En ce qui concerne la médecine du travail, les congressistes ont noté que les tests relatifs à la nomenclature des maladies professionnelles doivent être révisés. C’est pourquoi, a-t-elle souligné, ils sollicitent la mise en place d’une commission nationale pour l’élaboration ou la révision des tableaux des maladies professionnelles, le  renforcement d’un cadre de concertation et d’action commune entre les acteurs au niveau central. Le soutien à la formation des médecins de travail pour le renforcement de la capacité, la mise en place d’un laboratoire de médecine de travail unité de pathologie professionnelle.

Enfin, les congressistes ont recommandé l’organisation périodique de ces genres de rencontres scientifiques tous les deux ans pour partager les expériences avec les collègues d’Afrique et d’ailleurs

Prenant la parole,  le président de la Société Guinéenne de Médecine Légale, de santé et Sécurité au Travail, Pr Hassane Bah a rappelé que les résolutions sont en parfaite adéquation avec les objectifs du congrès.

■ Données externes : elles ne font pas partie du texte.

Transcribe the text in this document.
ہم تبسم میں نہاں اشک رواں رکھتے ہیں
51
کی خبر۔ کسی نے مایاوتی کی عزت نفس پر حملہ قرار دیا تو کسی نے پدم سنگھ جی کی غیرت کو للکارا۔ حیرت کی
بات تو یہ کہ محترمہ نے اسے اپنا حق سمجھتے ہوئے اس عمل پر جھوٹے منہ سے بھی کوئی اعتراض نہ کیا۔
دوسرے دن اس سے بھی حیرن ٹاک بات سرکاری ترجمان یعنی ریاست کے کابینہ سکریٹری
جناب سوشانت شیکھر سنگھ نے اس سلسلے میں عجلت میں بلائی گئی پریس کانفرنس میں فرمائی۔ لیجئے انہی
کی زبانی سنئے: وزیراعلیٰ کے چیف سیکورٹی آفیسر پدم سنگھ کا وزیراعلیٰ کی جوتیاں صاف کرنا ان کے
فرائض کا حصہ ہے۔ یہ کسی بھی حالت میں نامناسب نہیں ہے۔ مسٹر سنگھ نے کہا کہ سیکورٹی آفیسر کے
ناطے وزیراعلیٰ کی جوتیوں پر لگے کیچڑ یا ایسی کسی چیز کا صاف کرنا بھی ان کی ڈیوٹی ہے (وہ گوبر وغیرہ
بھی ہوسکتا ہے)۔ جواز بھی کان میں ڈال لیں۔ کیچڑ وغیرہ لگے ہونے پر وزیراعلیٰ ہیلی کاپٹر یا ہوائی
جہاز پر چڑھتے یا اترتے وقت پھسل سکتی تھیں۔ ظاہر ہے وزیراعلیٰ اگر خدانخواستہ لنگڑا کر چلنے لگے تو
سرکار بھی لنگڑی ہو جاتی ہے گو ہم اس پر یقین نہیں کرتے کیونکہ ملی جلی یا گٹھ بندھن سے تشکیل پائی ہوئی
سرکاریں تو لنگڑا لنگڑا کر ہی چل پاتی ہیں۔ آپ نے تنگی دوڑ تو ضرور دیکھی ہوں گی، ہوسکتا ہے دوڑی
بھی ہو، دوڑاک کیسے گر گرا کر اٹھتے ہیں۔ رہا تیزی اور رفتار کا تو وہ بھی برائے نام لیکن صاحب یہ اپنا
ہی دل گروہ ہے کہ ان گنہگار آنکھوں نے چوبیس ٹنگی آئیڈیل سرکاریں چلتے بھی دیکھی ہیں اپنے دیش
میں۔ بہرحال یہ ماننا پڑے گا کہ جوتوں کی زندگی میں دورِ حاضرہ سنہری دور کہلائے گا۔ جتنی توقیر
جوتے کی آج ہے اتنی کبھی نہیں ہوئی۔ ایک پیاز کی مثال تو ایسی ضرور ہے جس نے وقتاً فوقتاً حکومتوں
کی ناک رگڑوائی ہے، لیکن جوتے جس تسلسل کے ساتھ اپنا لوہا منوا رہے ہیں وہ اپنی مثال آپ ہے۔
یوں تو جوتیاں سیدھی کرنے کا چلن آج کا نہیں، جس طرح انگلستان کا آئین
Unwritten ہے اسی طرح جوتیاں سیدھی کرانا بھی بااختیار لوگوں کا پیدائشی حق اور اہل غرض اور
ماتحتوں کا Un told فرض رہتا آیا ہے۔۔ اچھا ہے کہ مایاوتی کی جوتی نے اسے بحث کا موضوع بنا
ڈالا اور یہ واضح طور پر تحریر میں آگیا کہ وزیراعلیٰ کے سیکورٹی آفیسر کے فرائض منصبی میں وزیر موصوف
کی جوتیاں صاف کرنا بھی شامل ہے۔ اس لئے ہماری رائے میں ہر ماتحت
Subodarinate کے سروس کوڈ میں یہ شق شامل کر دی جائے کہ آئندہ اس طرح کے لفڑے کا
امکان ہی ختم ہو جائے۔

Il s’agit de la problématique de la prise en charge des personnes victimes de violences sexuelles. «Les congressistes ont décidé à l’unanimité de renforcer les capacités de la médecine légale. Sur le plan de la médecine du travail, nous nous sommes rendu compte qu’il n’y a pas une nomenclature de maladies professionnelles. Et à ce niveau, nous avons décidé également de mettre en place une commission qui va plancher sur la mise en place d’une nomenclature sur la médecine du travail

Dans son discours de clôture des travaux, Thierno Hamidou Bah, chef de cabinet du ministère de l’Enseignement Supérieur,  de la Recherche Scientifique et de l’Innovation a affirmé que ce premier congrès africain de médecine légale permettra d’envisager le futur de ces différentes disciplines avec grandeur et optimisme. D’après lui, l’un des mérites de cette rencontre est précisément les échanges professionnels riches, fructueux et féconds des deux jours de travaux.